Sábado, 21 de outubro de 2023 - 12h47

A inclusão escolar é uma grande
conquista para a educação, pelo reconhecimento e aceitação da diversidade nas
escolas. Porém, continua sendo um desafio para os professores que, muitas
vezes, não contam com o apoio necessário para superar as dificuldades que
encontram em sala. Família, escola e profissionais especializados devem
trabalhar juntos para evitar erros que podem atrasar a inclusão de alunos com
necessidades educacionais específicas.
A educação inclusiva precisa de um
planejamento adequado. Logo, o professor precisa conhecer o aluno,
suas características, habilidades, dificuldades e necessidades para
considerá-las no seu plano de aula. Um planejamento pedagógico adequado cria
estratégias diferenciadas para abordar o conteúdo que será trabalhado em sala.
Para isso, o professor precisa do apoio da família e de profissionais que
atendam o aluno com necessidades específicas, para juntos, pensarem nas
melhores estratégias.
Quando os professores encontram
estratégias que funcionam com um aluno, podem cair no erro de acreditar que
elas serão eficazes com todos que apresentam a mesma dificuldade. Porém, muitos
estudantes, especialmente aqueles com deficiência ou transtorno, requerem
abordagens diferentes conforme suas necessidades. A comunicação aberta entre
família e escola é essencial para evitar esse erro.

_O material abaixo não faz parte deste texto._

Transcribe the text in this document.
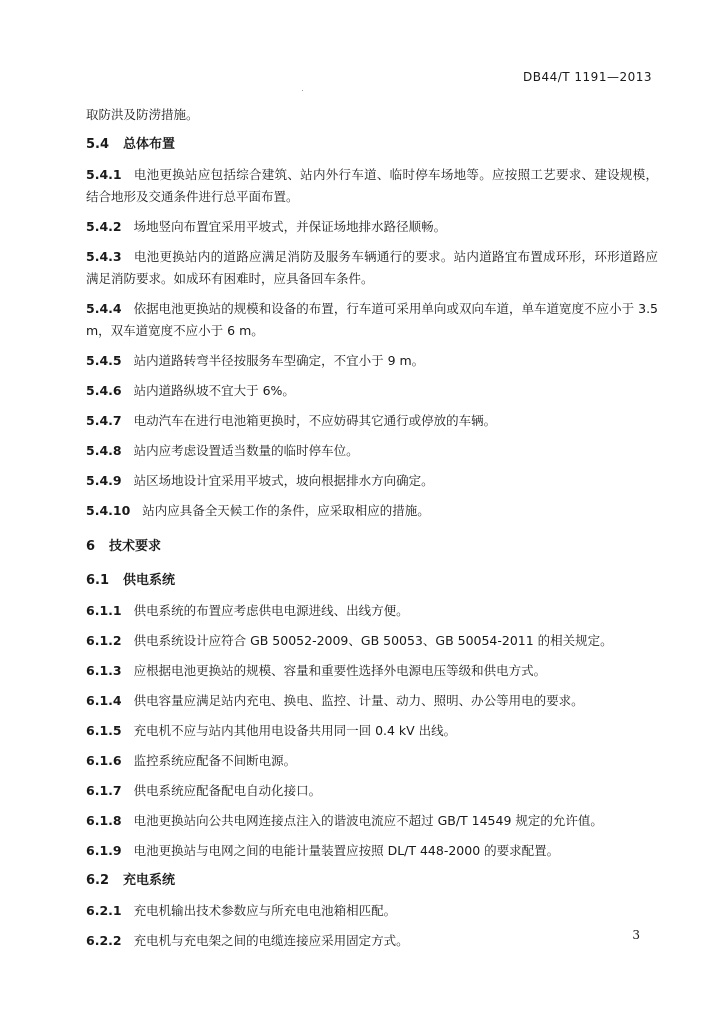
DB44/T 1191—2013
取防洪及防涝措施。
5.4 总体布置
5.4.1 电池更换站应包括综合建筑、站内外行车道、临时停车场地等。应按照工艺要求、建设规模，结合地形及交通条件进行总平面布置。
5.4.2 场地竖向布置宜采用平坡式，并保证场地排水路径顺畅。
5.4.3 电池更换站内的道路应满足消防及服务车辆通行的要求。站内道路宜布置成环形，环形道路应满足消防要求。如成环有困难时，应具备回车条件。
5.4.4 依据电池更换站的规模和设备的布置，行车道可采用单向或双向车道，单车道宽度不应小于 3.5 m，双车道宽度不应小于 6 m。
5.4.5 站内道路转弯半径按服务车型确定，不宜小于 9 m。
5.4.6 站内道路纵坡不宜大于 6%。
5.4.7 电动汽车在进行电池箱更换时，不应妨碍其它通行或停放的车辆。
5.4.8 站内应考虑设置适当数量的临时停车位。
5.4.9 站区场地设计宜采用平坡式，坡向根据排水方向确定。
5.4.10 站内应具备全天候工作的条件，应采取相应的措施。
6 技术要求
6.1 供电系统
6.1.1 供电系统的布置应考虑供电电源进线、出线方便。
6.1.2 供电系统设计应符合 GB 50052-2009、GB 50053、GB 50054-2011 的相关规定。
6.1.3 应根据电池更换站的规模、容量和重要性选择外电源电压等级和供电方式。
6.1.4 供电容量应满足站内充电、换电、监控、计量、动力、照明、办公等用电的要求。
6.1.5 充电机不应与站内其他用电设备共用同一回 0.4 kV 出线。
6.1.6 监控系统应配备不间断电源。
6.1.7 供电系统应配备配电自动化接口。
6.1.8 电池更换站向公共电网连接点注入的谐波电流应不超过 GB/T 14549 规定的允许值。
6.1.9 电池更换站与电网之间的电能计量装置应按照 DL/T 448-2000 的要求配置。
6.2 充电系统
6.2.1 充电机输出技术参数应与所充电电池箱相匹配。
6.2.2 充电机与充电架之间的电缆连接应采用固定方式。	3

É comum que os professores, num
primeiro momento, enxerguem seus alunos com dificuldades de aprendizagem, como
menos capazes. Isso acontece quando faltam informações sobre a criança, seu
diagnóstico e suas características mais comuns. No entanto, é preciso confiar
na capacidade de seus estudantes de aprender, independente das dificuldades.
Mostre que acredita neles!
Priorizar a socialização é um erro
muito comum. Existe uma diferença entre integrar e incluir. Integração
considera suficiente a presença de pessoas com necessidades específicas em um
ambiente. Já a inclusão é a inserção total, com interação, participação e
aprendizagem de todos. Por exemplo, o conteúdo trabalhado em sala deve ser
ensinado para todos, ainda que com estratégias diferenciadas. Isso é
inclusão.
Já a avaliação deve ser feita de acordo
com a evolução e progresso, e não de forma homogênea. Por exemplo, segundo a
Lei de Diretrizes e Bases da Educação Nacional, a análise do desempenho do
aluno deve ser contínua e cumulativa, onde os aspectos qualitativos prevaleçam
sobre os quantitativos. Melhor do que comparar, é reconhecer o que cada um
aprendeu e conseguiu avançar diante das dificuldades.

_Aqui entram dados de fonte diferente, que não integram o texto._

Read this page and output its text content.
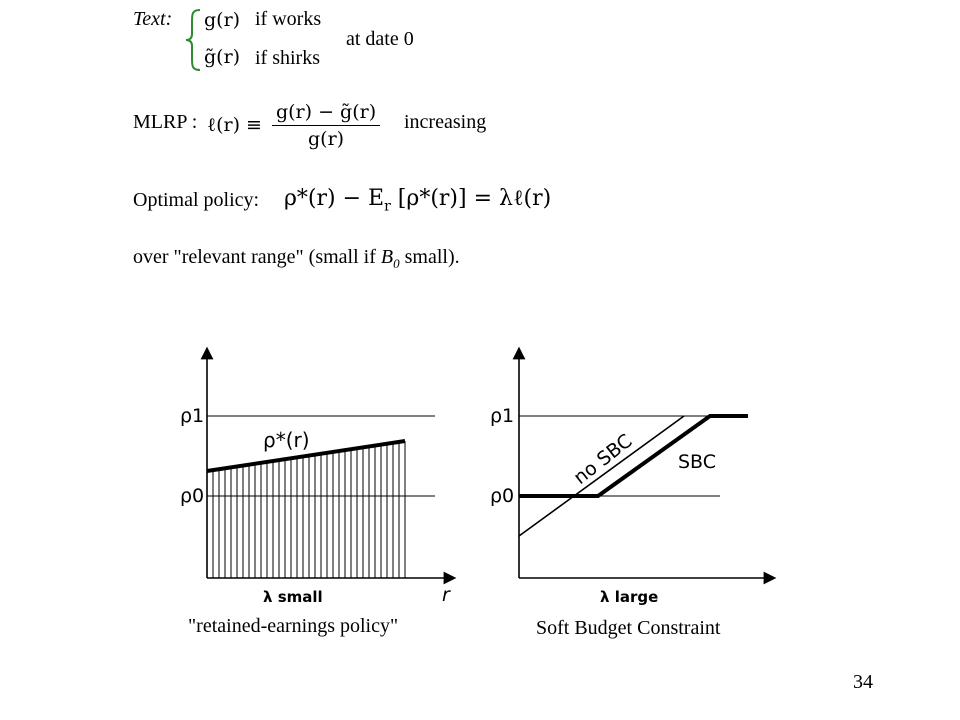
Text: g(r) if works
g̃(r) if shirks
at date 0
MLRP : ℓ(r) ≡ $\frac{g(r) - g̃(r)}{g(r)}$ increasing
Optimal policy: $\rho*(r) - E_r$ [ρ*(r)] = λℓ(r)
over "relevant range" (small if $B_0$ small).
ρ1
ρ0
ρ*(r)
λ small	r
"retained-earnings policy"
ρ1
ρ0
no SBC SBC
λ large
Soft Budget Constraint
34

Cometemos equívocos pois somos humanos,
isso não desqualifica nenhum professor. O mais importante é refletir sobre os
erros e reconhecer quando eles ocorrem na prática da inclusão, para poder
evitá-los e superá-los.
(*) CEO do Instituto NeuroSaber, Luciana Brites é autora
de livros sobre educação e transtornos de aprendizagem. É especialista em
Educação Especial nas áreas de Deficiência Mental, Psicopedagogia Clínica e em
Psicomotricidade, além de ser Mestra e Doutoranda em Distúrbios do Desenvolvimento.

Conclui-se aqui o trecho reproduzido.